僕とあたしの海辺の事件慕 第二話「不可解な出来事、しばし」-27
――だいたいさ、アイツは女の子をなんだと思ってるのよ。好きってそんな軽いもんじゃないのよ? だってそうでしょ? あたしは平気だけどさ、処女っていうの?

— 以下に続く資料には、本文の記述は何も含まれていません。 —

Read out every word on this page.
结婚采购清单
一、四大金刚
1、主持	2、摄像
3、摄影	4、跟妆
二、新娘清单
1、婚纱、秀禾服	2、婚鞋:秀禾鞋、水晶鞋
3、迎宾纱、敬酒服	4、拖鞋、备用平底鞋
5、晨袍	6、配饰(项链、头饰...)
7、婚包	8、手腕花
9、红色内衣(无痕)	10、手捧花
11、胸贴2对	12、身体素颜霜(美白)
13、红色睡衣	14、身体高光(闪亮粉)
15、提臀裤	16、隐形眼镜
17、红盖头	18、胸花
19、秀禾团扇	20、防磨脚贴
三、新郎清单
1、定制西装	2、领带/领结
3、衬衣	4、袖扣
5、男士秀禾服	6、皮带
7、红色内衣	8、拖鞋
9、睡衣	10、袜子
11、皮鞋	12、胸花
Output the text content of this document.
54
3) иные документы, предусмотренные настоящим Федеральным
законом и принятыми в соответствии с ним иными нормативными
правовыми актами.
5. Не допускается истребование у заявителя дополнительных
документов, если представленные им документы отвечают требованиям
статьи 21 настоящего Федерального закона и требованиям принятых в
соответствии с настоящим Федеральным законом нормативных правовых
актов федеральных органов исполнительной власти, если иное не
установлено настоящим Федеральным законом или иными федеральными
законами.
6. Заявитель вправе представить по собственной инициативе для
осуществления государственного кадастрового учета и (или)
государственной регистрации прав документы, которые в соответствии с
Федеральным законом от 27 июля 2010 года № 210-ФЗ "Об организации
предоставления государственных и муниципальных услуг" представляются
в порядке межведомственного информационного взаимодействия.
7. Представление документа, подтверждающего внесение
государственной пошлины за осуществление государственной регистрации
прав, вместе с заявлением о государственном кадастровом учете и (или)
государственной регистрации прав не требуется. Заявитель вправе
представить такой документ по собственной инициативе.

女の子にはすごく大切なもんじゃない? その、一般的にね、あたしは別にそうじゃないけど、人によってはそれを捧げたイコール結婚なんてのもあるわけじゃない。それなのに、どうしてアイツはああも簡単にエッチしちゃうのかな? 他の子に手を出すのかな? そんなにもてるとでも思ってるの? 馬鹿じゃない? あんな男女、ショタコンぐらいしか相手にしないわよ。あたしの場合はその、幼馴染で、守ってあげたいっていの? その、しっかりしてもらいたいっていうか、男として、その、成長してほしいっていうのがあったからだけど……、そりゃまあ、あたしだって真琴のこと……好きよ。好きって言われて嬉しかったし、だから、いいかなって思ってさ……でも、なんで紗江さんと? あたしを誘えっての! 馬鹿真琴。こんなんじゃあたし、真琴のこと信じられないよ……。お願い、真琴、もっと……。
……てく……れ……
「!?」
周囲を見渡す澪。
薄暗い部屋には自分以外に誰もいない。
――きっと理恵さんよ。あの人、お酒呑むとすごい人変わるしね……えへへ、あはは、うふふ、そうよね……うん。そうだ……。
……痛い……傷口が……
窓の方から再度誰かの声。
――嘘! でも聞こえた! 空耳じゃないよ。なんで? だって、そんな、夏だからって怪談とかありえないし、それに、そんな話……あるわけ? ……そういえば、昔ここ病院で、しかも隔離病棟だとか……。
思い出されるのは亮治の話。
ハンセン氏病患者を集め、遺体はすぐそばの崖から捨てていた……。
――そんな、幽霊なんているわけ無い。きっと誰かのイタズラよ。そう、真琴だわ! アイツ、あたしに冷たくされたからってこういうイタズラしてくるのね。うん。よし、ちょっと懲らしめにいってあげないと!
タオルケットをふっとばし、スリッパすら蹴飛ばす勢いで部屋を出る澪。彼女は早速二〇二号室のドアを乱暴に叩く……が、抵抗無く開いてしまい、そのまま中央へと歩みでてしまう。
「と、ととと……? 真琴? いないの?」
部屋の隅には大きめのリュックとテーブルに携帯が置いてあるだけで、肝心の主の
姿が無い。
……ノロッテヤル……
例の声はこの部屋にも怨念があるらしく、低くくぐもった、恨みがましいそれが響く。
「やだ、そんなの……そうだ、理恵さん……理恵さんは?」
こうなったら酔っ払いでもいないよりましと、さらに隣の部屋を叩く。二〇一号室もまた開けっ放しらしく、難なくドアが開く。けれどやはり主は居らず、脱ぎ捨てられたスーツがベッドにあるのみだった。
――やだよう、どうして皆いないの?
耳を塞いで立ち尽くす澪。しかし、それでも忍び寄る音。
……あっはっはっは、それは言いすぎですわ、おじい様……
……何を言う。ワシは本当に……
――え?
のん気な笑い声は理恵と久弥の声。どうやらこの部屋には怨霊の声も
「……あ、そっか、下で飲んでるのか……うん」
取り乱したものの、幾分冷静さを取り戻せた澪は一呼吸おいてから部屋を出る。このままここに留まっていても例の声に怯えるのみだろうと思いつつ、彼女は灯りの漏れる階下を目指すことにした。